Appellate Court Orders Bigger Compensation for Terror Victim

YERUSHALAYIM -
Naftali Fraenkel, palestinian terror
A man lights a memorial candle by the graves of Eyal Yifrach, Gilad Sha’ar and Naftali Fraenkel on July 3, 2014, two days after their funeral, at the cemetery in Modi’in. (Hadas Parush/Flash90)

A U.S. appellate court has instructed a district court to revise upward a compensation ruling in the case of an Israeli teen murdered by Palestinian terrorists.

The lower court had awarded the family of Naftali Fraenkel Hy”d, one of the three teenagers who were kidnapped and murdered by Hamas in June, 2014, $4.1 million, far short of the $340 million the family sought.

The reason given by Judge Rosemary Collyer of the district court for the relatively modest amount was that Naftali’s parents, Avi and Rachelle Fraenkel yblc”t, were not entitled to full damages, because they chose to live in a dangerous place.

While Judge Collyer upheld the family’s legal right to sue Iran and Syria for their son’s murder (Naftali was a U.S. citizen, like his mother), their claim to damages was, in her view, excessive.

“The District Court … found that the location of the Fraenkels’ home, Naftali’s school and the site of the abduction indicated that Naftali and his family had ‘accepted the risk’ of terrorist attacks,” the appellate court noted.

Their home in Nof Ayalon is on the Green Line; and the scene of the kidnapping of their son and his friends Eyal Yifrah Hy”d and Gil-Ad Sha’ar Hy”d, was also over the Green Line.

Collyer acknowledged that “these facts do not diminish the plaintiffs’ grief or loss; but they can influence the assistance available to them when viewed through the lens of civil tort liability.”

Naftali’s mother Racheli called the judge’s response “outrageous.”

She told Ynet, “The children were on their way from school.
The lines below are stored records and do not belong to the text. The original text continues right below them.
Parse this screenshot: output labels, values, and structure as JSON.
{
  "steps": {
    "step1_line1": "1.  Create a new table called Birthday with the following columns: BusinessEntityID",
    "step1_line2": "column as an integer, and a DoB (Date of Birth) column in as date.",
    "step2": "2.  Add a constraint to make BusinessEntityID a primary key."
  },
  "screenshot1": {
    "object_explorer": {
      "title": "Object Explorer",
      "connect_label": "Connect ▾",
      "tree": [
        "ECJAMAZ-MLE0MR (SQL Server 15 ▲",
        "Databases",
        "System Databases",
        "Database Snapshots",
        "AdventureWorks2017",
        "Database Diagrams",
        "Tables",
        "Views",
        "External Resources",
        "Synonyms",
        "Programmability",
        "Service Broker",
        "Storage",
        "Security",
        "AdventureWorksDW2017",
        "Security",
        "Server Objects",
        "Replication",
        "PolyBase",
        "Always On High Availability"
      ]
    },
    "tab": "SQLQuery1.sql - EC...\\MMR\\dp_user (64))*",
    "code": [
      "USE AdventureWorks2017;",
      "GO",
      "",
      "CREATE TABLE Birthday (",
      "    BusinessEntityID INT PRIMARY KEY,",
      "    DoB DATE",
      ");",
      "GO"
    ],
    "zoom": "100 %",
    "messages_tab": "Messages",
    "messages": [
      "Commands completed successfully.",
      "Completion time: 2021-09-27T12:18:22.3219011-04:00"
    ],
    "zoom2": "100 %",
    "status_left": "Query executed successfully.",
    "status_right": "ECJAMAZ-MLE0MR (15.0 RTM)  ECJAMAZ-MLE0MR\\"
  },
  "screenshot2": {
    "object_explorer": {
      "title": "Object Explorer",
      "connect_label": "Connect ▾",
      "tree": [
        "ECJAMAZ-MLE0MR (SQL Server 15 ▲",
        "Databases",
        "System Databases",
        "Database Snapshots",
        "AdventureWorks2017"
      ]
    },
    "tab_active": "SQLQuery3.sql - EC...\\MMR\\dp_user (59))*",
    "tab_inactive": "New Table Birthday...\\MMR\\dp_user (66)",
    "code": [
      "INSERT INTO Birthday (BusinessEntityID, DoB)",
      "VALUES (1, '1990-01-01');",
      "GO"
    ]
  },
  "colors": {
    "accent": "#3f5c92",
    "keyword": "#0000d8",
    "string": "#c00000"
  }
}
What responsibility did the boys have for their deaths?”

The family, with Nitsana Darshan-Leitner of the Israel Law Center, took its case to the federal court, where the response was more satisfactory. The court sent the case back to Judge Collyer, who is expected to make a more reasonable reward in the near future.

The Frankaels say they are fully aware that they stand little — if any — chance of the terrorist states paying the money, whatever the amount; and that is essentially a symbolic case. But, they believe it’s worth the trouble, to “harrass” and expose the “bad guys,” they told Ynet.